Des avocats se sont rassemblés devant le tribunal de Créteil lundi matin (image d'illustration de Marseille). © ANNE-CHRISTINE POUJOULAT / AFP
Partagez sur :
Alors que le projet de loi doit être voté mercredi, une cinquantaine d'avocats ont bloqué le tribunal de Créteil pendant deux heures lundi matin pour protester contre la réforme de la justice.

Une cinquantaine d'avocats, rassemblés à l'appel de l'ordre des avocats du Val-de-Marne, ont temporairement bloqué lundi l'entrée du tribunal de grande instance de Créteil pour protester contre le projet de réforme de la justice.

Un tribunal bloqué pendant deux heures. Munis de pancartes "Macron m'a tuer", "non à la mise à mort programmée de la justice", les avocats, en robes noires, se tenaient devant l'entrée principale du tribunal, dont les portes ouvrent normalement au public à 9 heures. "Avocats en colère, justiciables en danger", scandaient-ils entre deux chants pour exprimer leur désaccord. Les robes noires ont levé leur blocage vers 11 heures et vont se réunir en assemblée générale pour décider de la suite de leur mouvement.

Une réforme aux multiples mesures controversées. Le projet de loi, dont le vote solennel en première lecture à l'Assemblée nationale doit se tenir mercredi, suscite depuis plusieurs mois l'opposition des avocats mais aussi des magistrats, dont les principaux syndicats ont apporté leur soutien à la fronde.

 

Le texte, déjà adopté en première lecture par le Sénat fin octobre, prévoit notamment la dématérialisation de certains actes de procédure, la fusion des tribunaux d'instance et de grande instance ou encore la création de 7.000 places de prison.

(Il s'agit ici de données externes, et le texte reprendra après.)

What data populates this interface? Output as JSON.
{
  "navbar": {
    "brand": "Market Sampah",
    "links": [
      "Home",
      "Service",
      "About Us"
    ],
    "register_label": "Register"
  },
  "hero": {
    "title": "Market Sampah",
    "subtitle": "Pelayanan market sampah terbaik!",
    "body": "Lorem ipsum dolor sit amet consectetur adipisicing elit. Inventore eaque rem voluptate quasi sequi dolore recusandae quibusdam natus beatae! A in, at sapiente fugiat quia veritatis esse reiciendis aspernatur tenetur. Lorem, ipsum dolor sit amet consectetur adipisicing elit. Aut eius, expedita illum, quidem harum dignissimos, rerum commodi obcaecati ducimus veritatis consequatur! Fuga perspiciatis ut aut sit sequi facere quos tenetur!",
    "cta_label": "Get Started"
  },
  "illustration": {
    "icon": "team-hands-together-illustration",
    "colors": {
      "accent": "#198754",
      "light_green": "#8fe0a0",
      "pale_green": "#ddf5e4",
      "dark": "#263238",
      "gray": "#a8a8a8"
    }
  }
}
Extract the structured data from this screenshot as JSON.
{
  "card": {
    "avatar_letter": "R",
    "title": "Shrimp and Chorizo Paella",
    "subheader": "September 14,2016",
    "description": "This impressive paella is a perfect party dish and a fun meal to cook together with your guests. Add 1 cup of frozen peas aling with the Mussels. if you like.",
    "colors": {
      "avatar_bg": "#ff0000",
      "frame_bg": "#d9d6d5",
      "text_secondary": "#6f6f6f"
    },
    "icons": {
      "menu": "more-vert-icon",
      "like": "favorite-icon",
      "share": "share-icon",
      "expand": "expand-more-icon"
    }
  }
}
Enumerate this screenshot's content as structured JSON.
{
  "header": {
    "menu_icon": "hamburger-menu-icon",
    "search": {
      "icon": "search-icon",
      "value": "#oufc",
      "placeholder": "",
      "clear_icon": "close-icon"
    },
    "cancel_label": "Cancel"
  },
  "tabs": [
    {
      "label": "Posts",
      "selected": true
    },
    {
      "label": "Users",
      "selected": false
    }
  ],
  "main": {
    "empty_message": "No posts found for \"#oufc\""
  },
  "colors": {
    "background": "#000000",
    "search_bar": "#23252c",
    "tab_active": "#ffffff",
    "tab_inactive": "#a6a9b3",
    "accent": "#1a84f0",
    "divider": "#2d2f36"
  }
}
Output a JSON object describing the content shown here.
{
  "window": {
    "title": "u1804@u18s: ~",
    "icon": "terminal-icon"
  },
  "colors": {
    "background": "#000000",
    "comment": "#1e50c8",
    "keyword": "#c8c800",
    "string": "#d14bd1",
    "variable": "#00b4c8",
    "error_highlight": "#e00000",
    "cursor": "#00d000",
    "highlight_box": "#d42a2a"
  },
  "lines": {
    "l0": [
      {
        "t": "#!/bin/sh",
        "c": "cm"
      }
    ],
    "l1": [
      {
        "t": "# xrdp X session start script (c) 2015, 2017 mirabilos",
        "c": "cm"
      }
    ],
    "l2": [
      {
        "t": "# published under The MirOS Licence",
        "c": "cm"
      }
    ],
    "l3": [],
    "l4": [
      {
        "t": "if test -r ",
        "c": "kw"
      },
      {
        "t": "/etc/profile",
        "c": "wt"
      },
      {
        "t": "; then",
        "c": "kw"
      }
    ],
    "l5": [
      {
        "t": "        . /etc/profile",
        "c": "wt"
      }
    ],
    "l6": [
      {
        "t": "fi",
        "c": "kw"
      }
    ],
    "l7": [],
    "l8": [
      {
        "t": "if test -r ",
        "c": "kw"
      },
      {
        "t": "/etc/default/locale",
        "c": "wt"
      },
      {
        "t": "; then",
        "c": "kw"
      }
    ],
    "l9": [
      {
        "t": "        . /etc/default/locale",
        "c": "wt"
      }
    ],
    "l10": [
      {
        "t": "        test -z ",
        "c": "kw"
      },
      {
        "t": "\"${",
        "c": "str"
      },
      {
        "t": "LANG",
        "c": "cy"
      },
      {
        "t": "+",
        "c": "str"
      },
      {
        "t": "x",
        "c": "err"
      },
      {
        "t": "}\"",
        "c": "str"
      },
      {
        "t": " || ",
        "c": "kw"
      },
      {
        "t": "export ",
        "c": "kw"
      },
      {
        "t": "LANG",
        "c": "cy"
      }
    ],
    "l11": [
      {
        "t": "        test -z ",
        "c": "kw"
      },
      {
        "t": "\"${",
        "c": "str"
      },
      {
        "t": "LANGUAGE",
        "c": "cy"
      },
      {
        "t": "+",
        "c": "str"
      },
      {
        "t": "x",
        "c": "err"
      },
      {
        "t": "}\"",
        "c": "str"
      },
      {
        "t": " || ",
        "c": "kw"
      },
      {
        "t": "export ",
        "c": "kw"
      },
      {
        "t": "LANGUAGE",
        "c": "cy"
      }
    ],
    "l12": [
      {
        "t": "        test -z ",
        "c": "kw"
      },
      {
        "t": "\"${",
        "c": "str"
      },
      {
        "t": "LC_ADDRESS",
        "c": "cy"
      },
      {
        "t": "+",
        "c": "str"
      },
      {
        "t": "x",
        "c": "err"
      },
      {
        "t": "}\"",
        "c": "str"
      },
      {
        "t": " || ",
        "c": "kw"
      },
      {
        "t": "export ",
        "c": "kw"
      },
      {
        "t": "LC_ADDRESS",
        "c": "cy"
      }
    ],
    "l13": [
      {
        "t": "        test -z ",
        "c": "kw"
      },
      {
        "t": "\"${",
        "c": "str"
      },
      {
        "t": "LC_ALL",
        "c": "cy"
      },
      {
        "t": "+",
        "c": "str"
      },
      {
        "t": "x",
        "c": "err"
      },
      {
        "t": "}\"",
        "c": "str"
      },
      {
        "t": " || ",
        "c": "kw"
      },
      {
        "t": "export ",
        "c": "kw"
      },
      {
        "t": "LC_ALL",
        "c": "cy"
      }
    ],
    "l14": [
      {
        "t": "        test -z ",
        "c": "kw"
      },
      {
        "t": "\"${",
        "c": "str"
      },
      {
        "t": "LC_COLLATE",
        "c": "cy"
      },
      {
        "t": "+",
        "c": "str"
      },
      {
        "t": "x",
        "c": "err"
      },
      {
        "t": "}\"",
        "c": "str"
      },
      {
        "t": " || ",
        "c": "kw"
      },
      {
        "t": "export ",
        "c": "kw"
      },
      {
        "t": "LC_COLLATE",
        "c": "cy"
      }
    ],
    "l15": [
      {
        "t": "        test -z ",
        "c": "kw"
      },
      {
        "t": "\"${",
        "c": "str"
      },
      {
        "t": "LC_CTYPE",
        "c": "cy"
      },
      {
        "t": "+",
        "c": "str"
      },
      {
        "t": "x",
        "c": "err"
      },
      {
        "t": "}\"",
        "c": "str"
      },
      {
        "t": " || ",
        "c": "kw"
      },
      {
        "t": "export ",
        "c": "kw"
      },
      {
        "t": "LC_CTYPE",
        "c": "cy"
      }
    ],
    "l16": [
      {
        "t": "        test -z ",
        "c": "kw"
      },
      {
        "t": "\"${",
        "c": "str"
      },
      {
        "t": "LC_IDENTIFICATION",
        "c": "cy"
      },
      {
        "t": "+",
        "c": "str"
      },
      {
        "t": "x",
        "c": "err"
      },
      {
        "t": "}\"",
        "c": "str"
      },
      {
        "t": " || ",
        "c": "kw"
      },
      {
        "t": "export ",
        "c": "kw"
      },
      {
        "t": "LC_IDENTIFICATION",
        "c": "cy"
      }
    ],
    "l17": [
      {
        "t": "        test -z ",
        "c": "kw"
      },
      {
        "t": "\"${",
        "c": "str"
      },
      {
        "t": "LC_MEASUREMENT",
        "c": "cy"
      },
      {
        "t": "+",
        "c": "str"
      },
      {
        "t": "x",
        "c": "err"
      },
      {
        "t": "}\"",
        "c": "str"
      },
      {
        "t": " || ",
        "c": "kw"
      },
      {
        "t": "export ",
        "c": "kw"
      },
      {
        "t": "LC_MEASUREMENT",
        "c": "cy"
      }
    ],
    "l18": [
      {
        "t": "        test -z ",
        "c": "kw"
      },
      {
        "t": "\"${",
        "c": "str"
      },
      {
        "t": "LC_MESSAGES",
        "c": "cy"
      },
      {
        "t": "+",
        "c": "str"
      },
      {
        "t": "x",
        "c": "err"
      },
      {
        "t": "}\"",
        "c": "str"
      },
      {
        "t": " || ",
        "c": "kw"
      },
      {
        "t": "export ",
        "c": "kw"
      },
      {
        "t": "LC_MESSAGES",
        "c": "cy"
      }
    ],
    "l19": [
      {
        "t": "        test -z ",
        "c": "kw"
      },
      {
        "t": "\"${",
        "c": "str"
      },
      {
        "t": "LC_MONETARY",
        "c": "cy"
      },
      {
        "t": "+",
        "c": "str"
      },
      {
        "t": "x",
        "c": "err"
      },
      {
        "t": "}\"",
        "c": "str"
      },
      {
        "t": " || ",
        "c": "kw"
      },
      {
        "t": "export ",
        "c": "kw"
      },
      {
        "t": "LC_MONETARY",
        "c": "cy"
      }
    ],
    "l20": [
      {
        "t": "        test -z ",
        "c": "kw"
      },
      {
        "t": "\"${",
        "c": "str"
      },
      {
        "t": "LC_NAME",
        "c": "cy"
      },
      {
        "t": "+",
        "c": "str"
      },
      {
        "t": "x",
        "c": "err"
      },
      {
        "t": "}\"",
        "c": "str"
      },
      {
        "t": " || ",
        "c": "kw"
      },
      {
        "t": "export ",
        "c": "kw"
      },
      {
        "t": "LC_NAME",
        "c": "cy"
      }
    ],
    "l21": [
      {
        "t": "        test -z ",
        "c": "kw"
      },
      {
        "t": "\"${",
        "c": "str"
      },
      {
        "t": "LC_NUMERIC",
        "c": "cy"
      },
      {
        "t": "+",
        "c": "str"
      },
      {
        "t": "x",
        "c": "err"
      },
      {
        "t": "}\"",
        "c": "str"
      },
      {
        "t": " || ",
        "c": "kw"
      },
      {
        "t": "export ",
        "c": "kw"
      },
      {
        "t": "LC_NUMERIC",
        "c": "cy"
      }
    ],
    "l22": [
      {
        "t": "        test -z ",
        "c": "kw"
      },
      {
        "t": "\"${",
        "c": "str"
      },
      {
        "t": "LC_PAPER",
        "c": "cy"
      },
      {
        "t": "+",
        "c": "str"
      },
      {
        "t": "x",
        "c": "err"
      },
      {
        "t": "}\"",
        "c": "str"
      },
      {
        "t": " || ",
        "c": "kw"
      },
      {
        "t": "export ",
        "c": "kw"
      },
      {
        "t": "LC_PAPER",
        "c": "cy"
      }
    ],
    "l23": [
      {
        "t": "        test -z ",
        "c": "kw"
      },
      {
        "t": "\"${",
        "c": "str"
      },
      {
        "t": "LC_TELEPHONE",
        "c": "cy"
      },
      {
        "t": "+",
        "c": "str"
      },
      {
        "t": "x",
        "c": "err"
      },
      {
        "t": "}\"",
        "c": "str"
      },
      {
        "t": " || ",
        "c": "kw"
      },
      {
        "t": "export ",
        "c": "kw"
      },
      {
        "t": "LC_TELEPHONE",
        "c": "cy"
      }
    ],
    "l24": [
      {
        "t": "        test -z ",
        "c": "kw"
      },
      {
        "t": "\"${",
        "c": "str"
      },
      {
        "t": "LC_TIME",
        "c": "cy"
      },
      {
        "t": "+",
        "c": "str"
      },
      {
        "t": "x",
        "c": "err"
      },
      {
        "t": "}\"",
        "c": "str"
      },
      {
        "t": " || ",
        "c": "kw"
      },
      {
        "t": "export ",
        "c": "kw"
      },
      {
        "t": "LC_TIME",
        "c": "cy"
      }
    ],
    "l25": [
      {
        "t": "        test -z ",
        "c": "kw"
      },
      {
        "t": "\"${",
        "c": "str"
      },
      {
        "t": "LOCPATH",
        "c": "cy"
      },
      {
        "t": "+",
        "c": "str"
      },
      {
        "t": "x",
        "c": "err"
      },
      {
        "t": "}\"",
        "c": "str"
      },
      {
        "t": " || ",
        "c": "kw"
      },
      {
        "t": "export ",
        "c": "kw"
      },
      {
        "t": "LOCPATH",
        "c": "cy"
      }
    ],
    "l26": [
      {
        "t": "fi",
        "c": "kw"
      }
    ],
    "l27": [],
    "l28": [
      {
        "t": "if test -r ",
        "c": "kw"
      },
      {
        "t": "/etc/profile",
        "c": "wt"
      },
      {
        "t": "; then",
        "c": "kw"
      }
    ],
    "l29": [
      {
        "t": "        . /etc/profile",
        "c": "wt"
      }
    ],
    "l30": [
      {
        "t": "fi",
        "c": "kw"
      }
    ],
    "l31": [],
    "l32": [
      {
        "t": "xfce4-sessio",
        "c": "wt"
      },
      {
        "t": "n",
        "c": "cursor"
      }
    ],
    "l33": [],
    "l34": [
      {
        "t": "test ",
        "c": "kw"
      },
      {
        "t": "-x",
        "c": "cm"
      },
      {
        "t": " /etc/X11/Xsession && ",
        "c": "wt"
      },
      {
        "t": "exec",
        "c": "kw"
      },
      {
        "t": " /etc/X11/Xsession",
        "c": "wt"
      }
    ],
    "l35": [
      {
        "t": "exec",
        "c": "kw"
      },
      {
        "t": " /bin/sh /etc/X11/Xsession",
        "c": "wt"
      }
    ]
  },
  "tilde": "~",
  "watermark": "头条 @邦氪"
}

Les avocats s'opposent également à la révision des pensions alimentaires par les directeurs des caisses d'allocations familiales (CAF), à la plateforme dématérialisée des injonctions de payer ou encore à la création d'un tribunal criminel départemental, jugeant notamment les viols et uniquement composé de magistrats professionnels.